Quite simply, Kellogg’s snacks business -– the likes of Cheez-It and Keebler's Club crackers -- is growing faster than its breakfast cereals, Julie Jargon and Gina Chon, with assists from Paul Ziobro and Emily Glazer, report in the Wall Street Journal. It all started with the purchase of Keebler a dozen years ago. With the latest acquisition, which is expected to close over the summer, snacks will constitute 40% of Kellogg's sales mix (or more, some say) -- the same proportion as cereal. Frozen foods will account for the remaining 20%.
Kellogg CEO John Bryant tells the Journal: "We love the cereal business. It's a long-term growth business. This is an add for us -- it's not running away from anything."
Rather, Jargon & Colleagues observe, the deal allows Battle Creek to brings its snacks to markets such as Europe, Asia and Latin America. And, point out the AP’s Candice Choi and Michelle Chapman in the Detroit Free Press, the $2.7-billion deal will instantly make Kellogg’s the world's second-biggest savory snack maker behind PepsiCo's Frito-Lay. Another AP story, in the Washington Post, lists the major brands of the two competitors. They also go head-to-head in cereal, of course, with Frito-Lay having acquired Quaker Foods in 2001.
Kellogg is just following consumers as they trek from the fields to factories and call centers in emerging nations around the world, indicates Standard & Poor's analyst Tom Graves to Choi and Chapman. “When you have people moving to the cities and becoming urbanized, they're less likely to eat foods they grow themselves," he points out. "There's a bigger opportunity to sell packaged foods."
“P&G's decision to sell to Kellogg follows a failed effort by Diamond to acquire Pringles,” as Tiffany Hsu reports in the Los Angeles Times, in a deal valued at $2.35 billion. That agreement fell apart after Diamond “admitted that it had wrongly accounted for payments to walnut growers and would have to restate its 2010 and 2011 financial statements.” P&G said Diamond's disclosure was "very disappointing" but Kellogg quickly stepped in.
Folks in Battle Creek, and elsewhere, who might be worried that Kellogg’s affection for its heritage products is waning, needn’t worry.
"Cereal remains a core focus of the company," Bryant tells the Battle Creek Enquirer’s John C. Sherwood. "It's one of the two big platforms we have globally. We intend to grow the business long-term, so this is not a signal that we want to contract our cereal business."

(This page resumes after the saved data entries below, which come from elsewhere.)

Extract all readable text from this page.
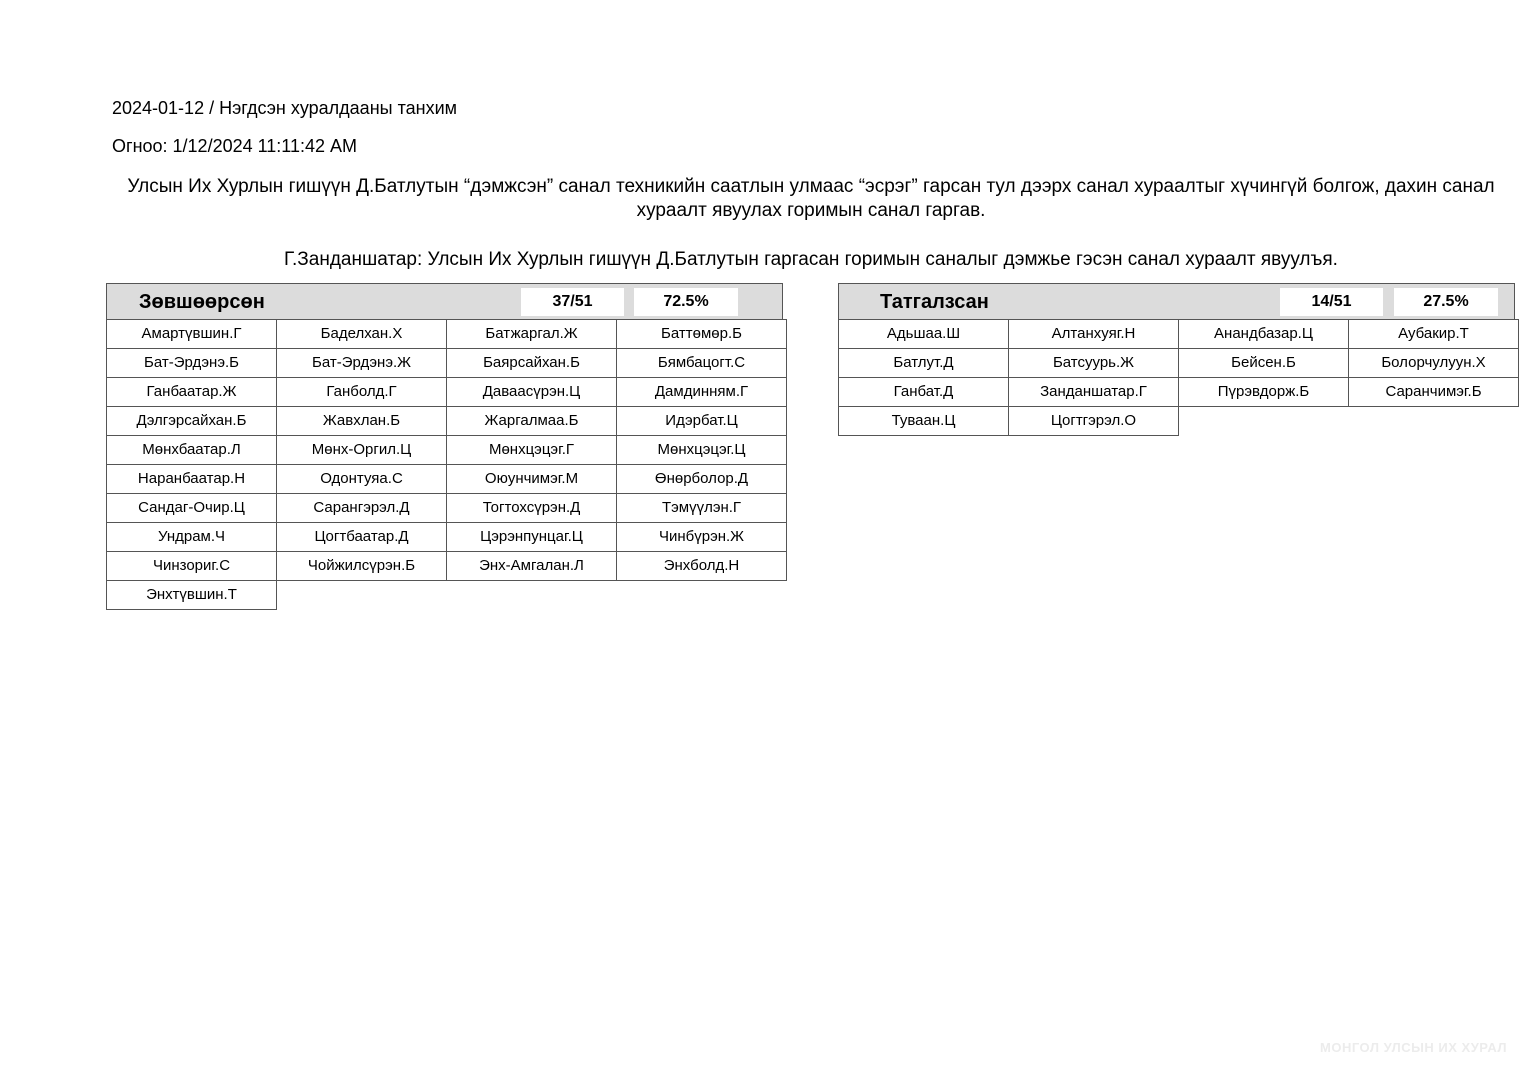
2024-01-12 / Нэгдсэн хуралдааны танхим
Огноо: 1/12/2024 11:11:42 AM
Улсын Их Хурлын гишүүн Д.Батлутын “дэмжсэн” санал техникийн саатлын улмаас “эсрэг” гарсан тул дээрх санал хураалтыг хүчингүй болгож, дахин санал хураалт явуулах горимын санал гаргав.
Г.Занданшатар: Улсын Их Хурлын гишүүн Д.Батлутын гаргасан горимын саналыг дэмжье гэсэн санал хураалт явуулъя.
Зөвшөөрсөн	37/51	72.5%
Амартүвшин.Г	Баделхан.Х	Батжаргал.Ж	Баттөмөр.Б
Бат-Эрдэнэ.Б	Бат-Эрдэнэ.Ж	Баярсайхан.Б	Бямбацогт.С
Ганбаатар.Ж	Ганболд.Г	Даваасүрэн.Ц	Дамдинням.Г
Дэлгэрсайхан.Б	Жавхлан.Б	Жаргалмаа.Б	Идэрбат.Ц
Мөнхбаатар.Л	Мөнх-Оргил.Ц	Мөнхцэцэг.Г	Мөнхцэцэг.Ц
Наранбаатар.Н	Одонтуяа.С	Оюунчимэг.М	Өнөрболор.Д
Сандаг-Очир.Ц	Сарангэрэл.Д	Тогтохсүрэн.Д	Тэмүүлэн.Г
Ундрам.Ч	Цогтбаатар.Д	Цэрэнпунцаг.Ц	Чинбүрэн.Ж
Чинзориг.С	Чойжилсүрэн.Б	Энх-Амгалан.Л	Энхболд.Н
Энхтүвшин.Т
Татгалзсан	14/51	27.5%
Адьшаа.Ш	Алтанхуяг.Н	Анандбазар.Ц	Аубакир.Т
Батлут.Д	Батсуурь.Ж	Бейсен.Б	Болорчулуун.Х
Ганбат.Д	Занданшатар.Г	Пүрэвдорж.Б	Саранчимэг.Б
Туваан.Ц	Цогтгэрэл.О
МОНГОЛ УЛСЫН ИХ ХУРАЛ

Writes Sherwood: “That may allay concerns in the local community that the company's breakfast-cereal heritage” might erode over time. If approved, he points out, the deal will affect 1,700 Pringles employees and plants in Tennessee and Belgium, and about 150 in Cincinnati.

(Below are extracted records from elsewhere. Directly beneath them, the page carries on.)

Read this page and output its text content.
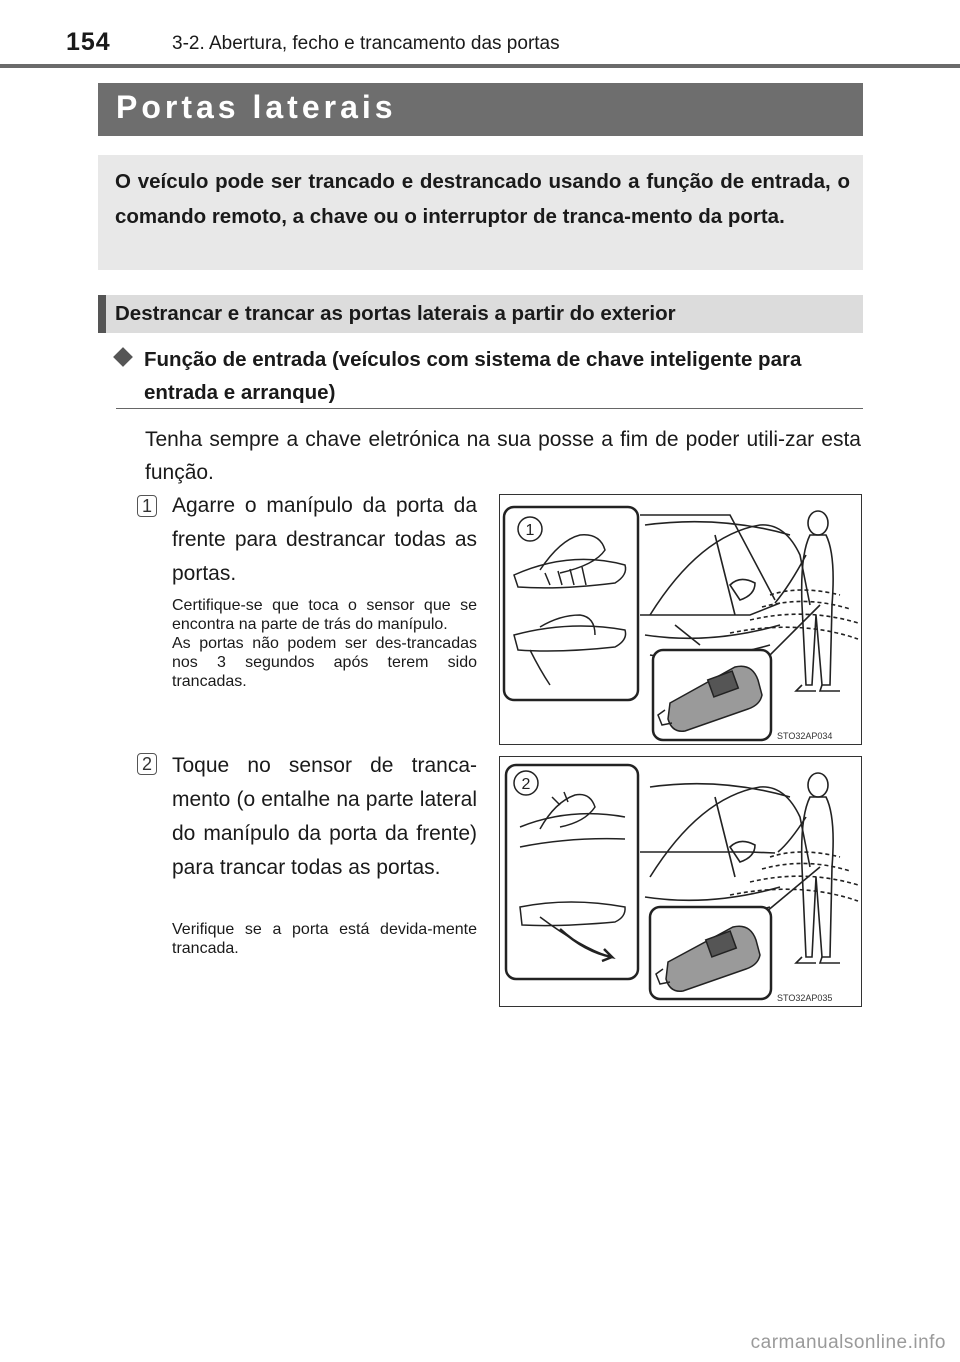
154	3-2. Abertura, fecho e trancamento das portas
Portas laterais
O veículo pode ser trancado e destrancado usando a função de entrada, o comando remoto, a chave ou o interruptor de tranca-mento da porta.
Destrancar e trancar as portas laterais a partir do exterior
Função de entrada (veículos com sistema de chave inteligente para entrada e arranque)
Tenha sempre a chave eletrónica na sua posse a fim de poder utili-zar esta função.
1 Agarre o manípulo da porta da frente para destrancar todas as portas.

Certifique-se que toca o sensor que se encontra na parte de trás do manípulo.

As portas não podem ser des-trancadas nos 3 segundos após terem sido trancadas.

1
STO32AP034
2 Toque no sensor de tranca-mento (o entalhe na parte lateral do manípulo da porta da frente) para trancar todas as portas.

Verifique se a porta está devida-mente trancada.

2
STO32AP035
carmanualsonline.info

The news seems to have created less of a splash in Cincinnati, in fact, where the Enquirer’s David Holthaus tersely reports that P&G chairman and CEO Bob McDonald briefed the media at The Westin downtown yesterday morning. "This is an excellent deal for Pringles, Kellogg and our shareholders," according to McDonald, who added that "we had a lot of interest from other parties." And that’s about it, along with some numbers.
“On Wednesday, it looks like investors are starting to bake some of this growth into Kellogg’s stock price, which has severely lagged the gains” of competitors, writes Matt Andrejczak on Market Watch’s “The Tell” blog. “Now it’s up to Kellogg to execute,” he concludes.
Isn’t that always the case? Or, in this instance, should we say “the canister”?
Thursday Trivia Bonus: “Dr. Fredric J. Baur was so proud of having designed the container for Pringles potato crisps that he asked his family to bury him in one,” Rebecca Goodman reports in the Cincinnati Enquirer of May 31, 2008.